My sales-guy is playing even more passive-aggressive games with my career. He's been emailing around me again, to the district sales-manager. He feels that he is not being 'supported' by me at the store, and that he is not going to be able to get the 'support' that he feels he needs, so instead, he needs a $4/hour raise.

What got their attention is the money. But the bigger problem is the communication issue. I've never met a salesperson like him before. Generally they want you to leave them alone and only go near them on rare occasion. This one wants me to hold his hand every day.

I don't have time for that.

Because I'm busy filling in checklist after checklist. I'm busy doing reports. I'm busy explaining away a lack of sales. I'm busy going to stupid meetings that take me out of my store for 2 days at a time while the paperwork and emails pile up on my desk waiting for my return.

I'm not innocent here. I know that I don't spend enough time at the sales desk. I know that he needs to be managed differently from everyone else.
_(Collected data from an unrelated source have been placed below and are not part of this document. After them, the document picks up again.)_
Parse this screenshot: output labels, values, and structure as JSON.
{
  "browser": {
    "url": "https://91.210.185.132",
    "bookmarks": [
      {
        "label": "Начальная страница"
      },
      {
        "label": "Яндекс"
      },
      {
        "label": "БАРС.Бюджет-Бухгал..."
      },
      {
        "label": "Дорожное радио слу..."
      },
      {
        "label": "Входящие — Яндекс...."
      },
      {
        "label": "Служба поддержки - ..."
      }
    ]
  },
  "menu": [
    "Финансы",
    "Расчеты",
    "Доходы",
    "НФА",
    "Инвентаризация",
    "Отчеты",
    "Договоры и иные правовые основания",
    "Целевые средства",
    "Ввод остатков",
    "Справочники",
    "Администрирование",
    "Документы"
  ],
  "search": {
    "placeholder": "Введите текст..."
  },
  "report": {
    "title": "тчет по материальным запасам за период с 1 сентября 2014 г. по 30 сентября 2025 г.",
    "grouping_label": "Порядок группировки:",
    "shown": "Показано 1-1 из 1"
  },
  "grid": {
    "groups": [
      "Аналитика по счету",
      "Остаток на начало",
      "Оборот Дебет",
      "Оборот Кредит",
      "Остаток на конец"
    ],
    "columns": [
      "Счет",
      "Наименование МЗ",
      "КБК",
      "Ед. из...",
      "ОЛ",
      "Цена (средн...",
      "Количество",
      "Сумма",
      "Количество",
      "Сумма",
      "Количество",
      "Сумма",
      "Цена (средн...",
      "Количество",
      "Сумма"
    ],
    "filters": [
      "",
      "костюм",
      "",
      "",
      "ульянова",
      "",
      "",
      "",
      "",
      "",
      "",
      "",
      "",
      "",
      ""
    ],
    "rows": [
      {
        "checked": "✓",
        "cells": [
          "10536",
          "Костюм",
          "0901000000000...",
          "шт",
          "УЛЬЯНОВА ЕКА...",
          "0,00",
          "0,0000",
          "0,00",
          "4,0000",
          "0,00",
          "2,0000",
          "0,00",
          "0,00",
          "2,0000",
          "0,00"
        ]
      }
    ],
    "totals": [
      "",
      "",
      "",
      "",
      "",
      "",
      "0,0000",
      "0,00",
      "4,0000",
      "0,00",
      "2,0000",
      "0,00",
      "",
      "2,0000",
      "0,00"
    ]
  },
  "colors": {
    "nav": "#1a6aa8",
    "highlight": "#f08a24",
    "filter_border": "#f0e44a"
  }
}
I get that. But I don't know how I'm supposed to find the time to do that.

I haven't wanted to talk to my boss about it, because I haven't wanted to look like I wasn't up for the job. I didn't want to look incompetent. It seems like everyone else around me is handling it okay, so I just keep plugging along and hoping that it really *IS* possible to get caught up and excel.

Today though, that carefully tended house of cards is likely to fall. We're having what is going to amount to an intervention. Me, my salesguy, my district manager, and my district sales manager are all going to sit in a room together and discuss a strategy for how to make this work for us.

I am NOT looking forward to it. I know that it won't be pretty. I know that it's necessary. I've tried to do this on my own with my salesguy, but it hasn't worked. He avoids having to speak to me at any given opportunity. I will go down to chat with him and find out what's going on, and he barely speaks. But then when I leave, he emails me the answers to all the questions that I've asked him. I don't understand someone who won't talk to me when I'm next to them, but emails me with relative ease.

I also don't understand someone who won't deal with me face-to-face, but feels completely content trying to undermine me.

It makes it very difficult to be 'supportive'.

Anyway. I need to go into work in an hour. On my day off. To get 'talked to'. To 'hammer things out'. To spend the afternoon watching my little world crumble.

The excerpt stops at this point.